Denmark's reading crisis has pushed one in three 15-year-olds below the proficiency level needed to understand complex texts, a recent OECD PISA report found. To counter this, the government is launching a new national knowledge center dedicated entirely to comic books. The initiative aims to use the popular visual medium to reignite a passion for reading among children and young people who have increasingly swapped books for fleeting, screen-based media.
Culture Minister Jakob Engel-Schmidt outlined the grim reality that prompted the new national literature action plan. “We are experiencing a reading crisis where many children struggle to concentrate on reading a book,” Engel-Schmidt said. He emphasized that too few now experience the magical moment where imagination takes flight through literature. The plan's cornerstone is Tegneseriens Hus, or The House of Comics, a center funded with an initial 5 million kroner from the Danish Comic Council.
A National Strategy for Engagement
The center will not just celebrate comics as an art form but will actively develop and share knowledge on how illustrations and graphic novels can create more eager readers. Its primary role will be to advise schools and public libraries across Danish municipalities. It will also create teaching materials and methods designed to engage children and youth in voluntary reading. The ambition, according to the ministry, is for the center to eventually operate without state support, building a sustainable model for cultural education.
Matthias Wivel, chair of the Danish Comic Council, sees significant potential in the approach. “It is actually a very sophisticated form of expression, but it is accessible. That is why many will remember reading comics from their childhood,” Wivel said. He pointed to comics' unique blend of visual narrative and text as a bridge for reluctant readers. The strategy emerges directly from recommendations by a government-appointed Literature Working Group, which spent months analyzing how to get young people to open books again.

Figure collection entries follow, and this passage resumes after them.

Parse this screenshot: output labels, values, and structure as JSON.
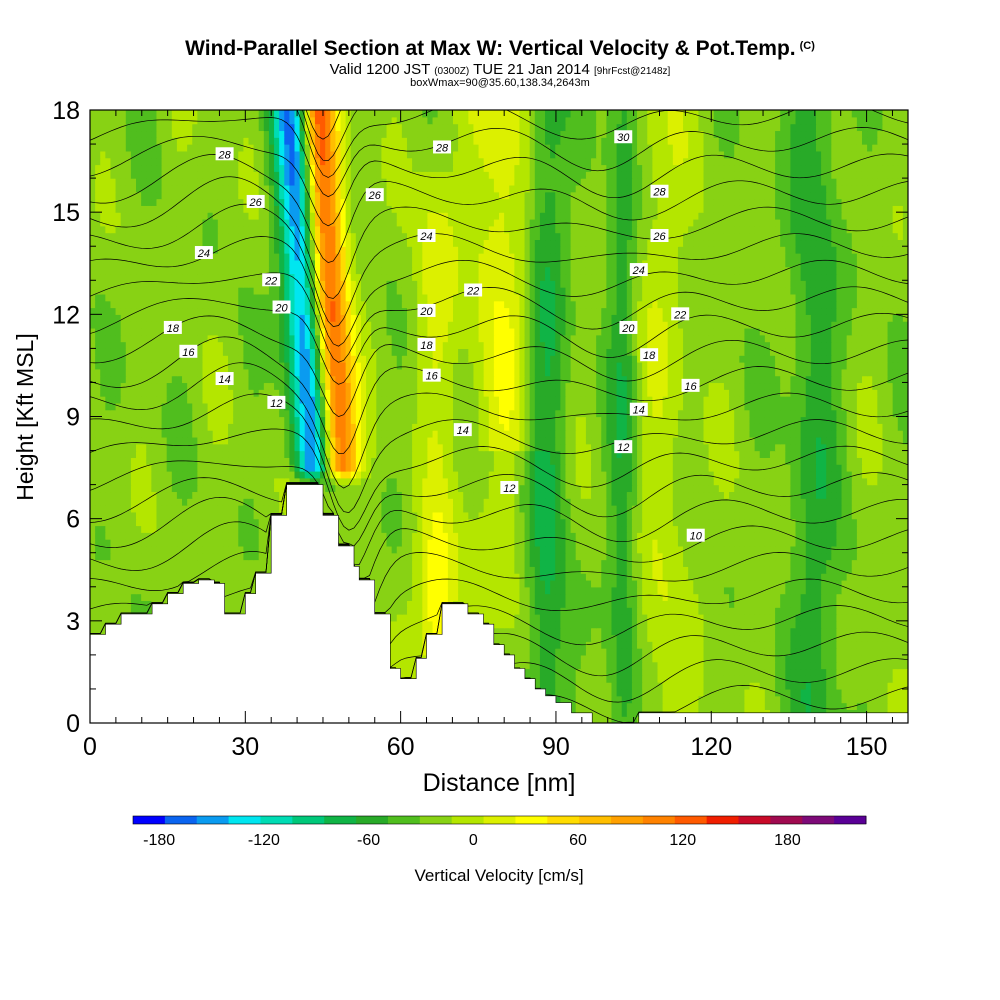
{
  "titles": {
    "main": "Wind-Parallel Section at Max W: Vertical Velocity & Pot.Temp.",
    "copyright": "(C)",
    "valid_prefix": "Valid 1200 JST",
    "valid_utc": "(0300Z)",
    "valid_date": "TUE 21 Jan 2014",
    "forecast": "[9hrFcst@2148z]",
    "box": "boxWmax=90@35.60,138.34,2643m"
  },
  "chart_data": {
    "type": "heatmap",
    "xlabel": "Distance [nm]",
    "ylabel": "Height [Kft MSL]",
    "xlim": [
      0,
      158
    ],
    "ylim": [
      0,
      18
    ],
    "x_ticks": [
      0,
      30,
      60,
      90,
      120,
      150
    ],
    "y_ticks": [
      0,
      3,
      6,
      9,
      12,
      15,
      18
    ],
    "colorbar": {
      "label": "Vertical Velocity [cm/s]",
      "tick_values": [
        -180,
        -120,
        -60,
        0,
        60,
        120,
        180
      ],
      "tick_labels": [
        "-180",
        "-120",
        "-60",
        "0",
        "60",
        "120",
        "180"
      ],
      "range": [
        -195,
        225
      ],
      "bin_width": 20,
      "colors": [
        "#0000ff",
        "#0a64f0",
        "#0a9bf0",
        "#00e6f0",
        "#00dcb4",
        "#00c87a",
        "#10b446",
        "#28aa28",
        "#50be1e",
        "#88d214",
        "#b4e600",
        "#dcf000",
        "#ffff00",
        "#ffdc00",
        "#ffbe00",
        "#ffa000",
        "#ff8200",
        "#ff5a00",
        "#f01e00",
        "#c80a28",
        "#a00a50",
        "#7d0a78",
        "#5a0096"
      ]
    },
    "terrain_profile": {
      "distance_nm": [
        0,
        3,
        3,
        6,
        6,
        12,
        12,
        15,
        15,
        18,
        18,
        21,
        21,
        24,
        24,
        26,
        26,
        30,
        30,
        32,
        32,
        35,
        35,
        38,
        38,
        41,
        41,
        45,
        45,
        48,
        48,
        51,
        51,
        52,
        52,
        55,
        55,
        58,
        58,
        60,
        60,
        63,
        63,
        65,
        65,
        68,
        68,
        70,
        70,
        73,
        73,
        76,
        76,
        78,
        78,
        80,
        80,
        82,
        82,
        84,
        84,
        86,
        86,
        88,
        88,
        90,
        90,
        93,
        93,
        97,
        97,
        103,
        103,
        106,
        106,
        158
      ],
      "height_kft": [
        2.6,
        2.6,
        2.9,
        2.9,
        3.2,
        3.2,
        3.5,
        3.5,
        3.8,
        3.8,
        4.1,
        4.1,
        4.2,
        4.2,
        4.1,
        4.1,
        3.2,
        3.2,
        3.8,
        3.8,
        4.4,
        4.4,
        6.1,
        6.1,
        7.0,
        7.0,
        7.0,
        7.0,
        6.1,
        6.1,
        5.2,
        5.2,
        4.6,
        4.6,
        4.2,
        4.2,
        3.2,
        3.2,
        1.6,
        1.6,
        1.3,
        1.3,
        1.9,
        1.9,
        2.6,
        2.6,
        3.5,
        3.5,
        3.5,
        3.5,
        3.2,
        3.2,
        2.9,
        2.9,
        2.3,
        2.3,
        2.0,
        2.0,
        1.6,
        1.6,
        1.3,
        1.3,
        1.0,
        1.0,
        0.8,
        0.8,
        0.6,
        0.6,
        0.3,
        0.3,
        0.0,
        0.0,
        0.0,
        0.0,
        0.3,
        0.3
      ]
    },
    "isentropes": {
      "levels": [
        10,
        12,
        14,
        16,
        18,
        20,
        22,
        24,
        26,
        28,
        30
      ],
      "label_positions": [
        {
          "text": "28",
          "x": 26,
          "y": 16.7
        },
        {
          "text": "26",
          "x": 32,
          "y": 15.3
        },
        {
          "text": "24",
          "x": 22,
          "y": 13.8
        },
        {
          "text": "22",
          "x": 35,
          "y": 13.0
        },
        {
          "text": "20",
          "x": 37,
          "y": 12.2
        },
        {
          "text": "18",
          "x": 16,
          "y": 11.6
        },
        {
          "text": "16",
          "x": 19,
          "y": 10.9
        },
        {
          "text": "14",
          "x": 26,
          "y": 10.1
        },
        {
          "text": "12",
          "x": 36,
          "y": 9.4
        },
        {
          "text": "28",
          "x": 68,
          "y": 16.9
        },
        {
          "text": "26",
          "x": 55,
          "y": 15.5
        },
        {
          "text": "24",
          "x": 65,
          "y": 14.3
        },
        {
          "text": "22",
          "x": 74,
          "y": 12.7
        },
        {
          "text": "20",
          "x": 65,
          "y": 12.1
        },
        {
          "text": "18",
          "x": 65,
          "y": 11.1
        },
        {
          "text": "16",
          "x": 66,
          "y": 10.2
        },
        {
          "text": "14",
          "x": 72,
          "y": 8.6
        },
        {
          "text": "12",
          "x": 81,
          "y": 6.9
        },
        {
          "text": "30",
          "x": 103,
          "y": 17.2
        },
        {
          "text": "28",
          "x": 110,
          "y": 15.6
        },
        {
          "text": "26",
          "x": 110,
          "y": 14.3
        },
        {
          "text": "24",
          "x": 106,
          "y": 13.3
        },
        {
          "text": "22",
          "x": 114,
          "y": 12.0
        },
        {
          "text": "20",
          "x": 104,
          "y": 11.6
        },
        {
          "text": "18",
          "x": 108,
          "y": 10.8
        },
        {
          "text": "16",
          "x": 116,
          "y": 9.9
        },
        {
          "text": "14",
          "x": 106,
          "y": 9.2
        },
        {
          "text": "12",
          "x": 103,
          "y": 8.1
        },
        {
          "text": "10",
          "x": 117,
          "y": 5.5
        }
      ]
    },
    "velocity_features": [
      {
        "x": 44,
        "w": 4,
        "value": -190
      },
      {
        "x": 48,
        "w": 4,
        "value": 200
      },
      {
        "x": 67,
        "w": 4,
        "value": 75
      },
      {
        "x": 80,
        "w": 7,
        "value": 45
      },
      {
        "x": 88,
        "w": 4,
        "value": -55
      },
      {
        "x": 103,
        "w": 3,
        "value": -45
      },
      {
        "x": 110,
        "w": 6,
        "value": 25
      },
      {
        "x": 140,
        "w": 5,
        "value": -40
      }
    ]
  }
}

Why Comics Could Be the Key
Academic research and lending data from Danish libraries strongly support the focus. Marianne Eskebæk Larsen, a lecturer at Copenhagen University College and a member of the working group, confirmed the trend. “We can see from reading habit surveys, among other things, that children are really happy to read literature with pictures in it, including comics,” she said. Library lending figures nationwide show that illustrated literature is overwhelmingly popular with younger demographics, often flying off the shelves while traditional novels gather dust.

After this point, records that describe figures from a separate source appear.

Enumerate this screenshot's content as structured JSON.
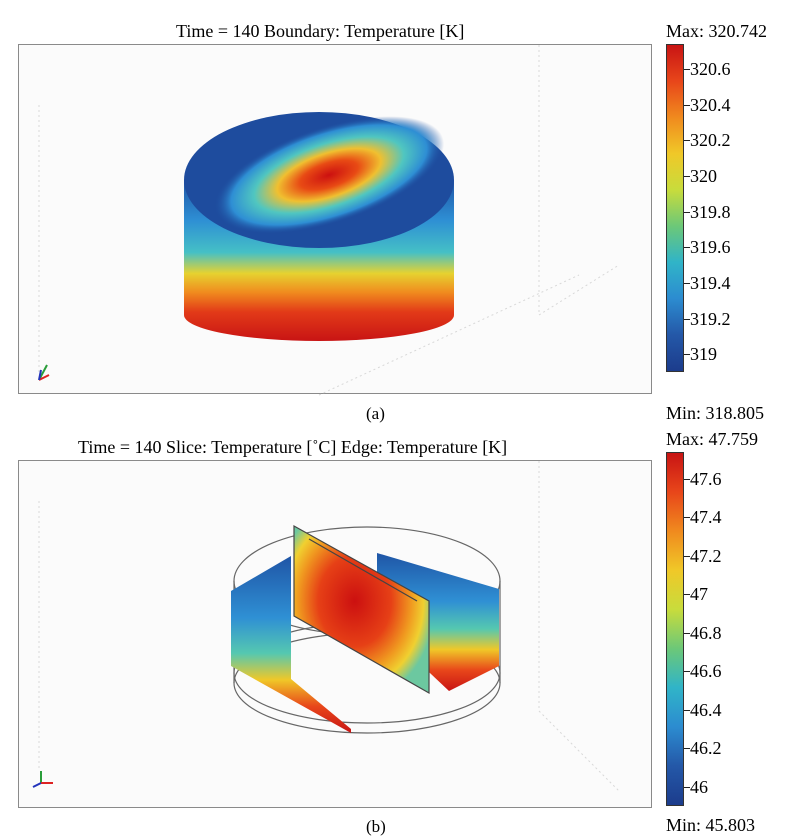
{
  "panel_a": {
    "title": "Time = 140    Boundary: Temperature [K]",
    "max_label": "Max: 320.742",
    "min_label": "Min: 318.805",
    "caption": "(a)",
    "colorbar_ticks": [
      "320.6",
      "320.4",
      "320.2",
      "320",
      "319.8",
      "319.6",
      "319.4",
      "319.2",
      "319"
    ]
  },
  "panel_b": {
    "title": "Time = 140    Slice: Temperature [˚C]    Edge: Temperature [K]",
    "max_label": "Max: 47.759",
    "min_label": "Min: 45.803",
    "caption": "(b)",
    "colorbar_ticks": [
      "47.6",
      "47.4",
      "47.2",
      "47",
      "46.8",
      "46.6",
      "46.4",
      "46.2",
      "46"
    ]
  },
  "colormap": [
    "#c81414",
    "#e8461a",
    "#f08a1e",
    "#f0c828",
    "#c8dc3c",
    "#6cc878",
    "#30b4c8",
    "#2c8cd0",
    "#2458a8",
    "#1c3c8c"
  ]
}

This pivot toward visual literacy acknowledges a fundamental shift in how young Danes consume stories. The action plan implicitly accepts that the battle is not to pull children away from screens and images entirely, but to meet them partway with a format that respects their visual vocabulary. By validating comics as legitimate literature, the government hopes to reduce the psychological barrier to reading. The center will compile and develop best practices, showing educators how to integrate graphic narratives into curricula in a way that builds confidence and skills.

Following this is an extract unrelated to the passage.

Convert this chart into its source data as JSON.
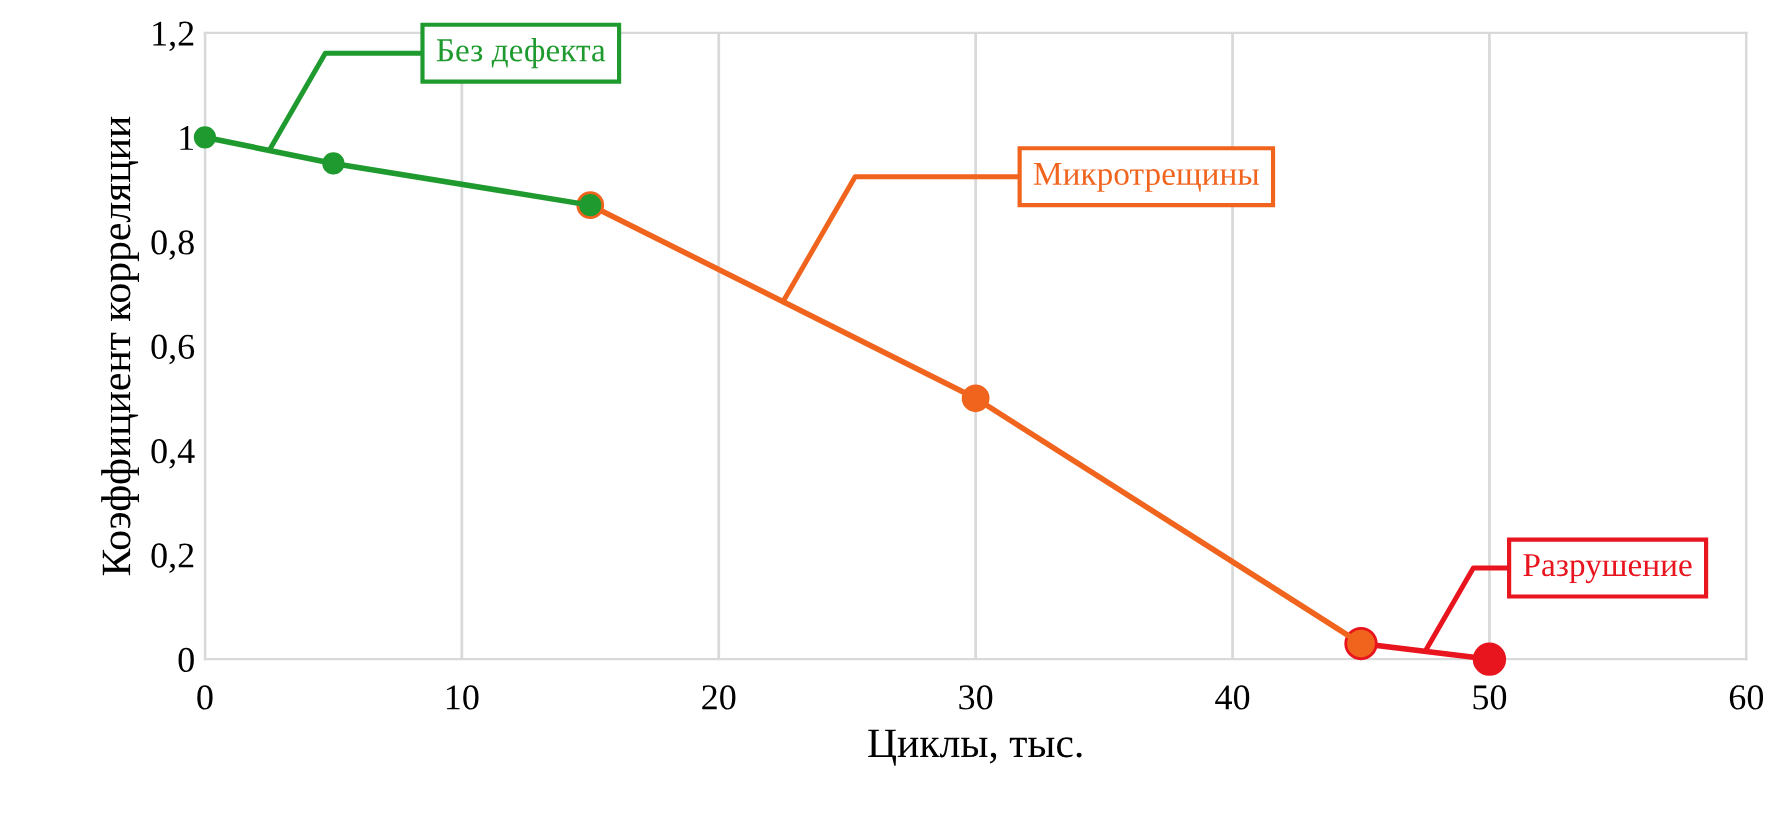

Building on a Foundation of Success
The initiative is not creating demand from scratch but is instead institutionalizing a proven interest. Children's sections in libraries from Copenhagen to Aarhus already report that graphic novels and manga are among their most circulated items. The new center will systematize this organic popularity into a coordinated national effort. It will function as a hub, connecting comic artists with teachers and librarians, and ensuring successful local projects can be scaled and replicated in other communities.
Critics might question the investment in what some still see as a lesser art form. However, the government's literature plan frames it as a pragmatic and evidence-based response to a critical societal challenge. Literacy is a cornerstone of the Danish welfare model, essential for education, employment, and civic participation. Failing to adapt methods to the current generation risks deepening social divides, where reading ability becomes a key differentiator in future life chances.
The Road Ahead for Reading
The success of Tegneseriens Hus will be measured in its tangible impact on reading habits over the coming years. Can a dedicated focus on comics and visual storytelling move the needle on literacy rates and, more importantly, on the joy of reading? The project reflects a broader understanding in Danish social policy: effective integration into society, whether for immigrants or for youth disengaged from tradition, often requires meeting people where they are. For a generation raised on instant visual communication, the comic book is familiar territory.
The center's launch is a significant experiment in cultural policy. It bets that the gateway to a lifelong love of literature might not be a dense classic novel, but the next compelling graphic story. As one Copenhagen librarian noted informally, the goal is to create readers first, and the type of literature they eventually prefer can develop later. The five million kroner investment is a down payment on the idea that fostering any reading is better than fostering none, and in today's Denmark, that journey often starts with a speech bubble and a drawing.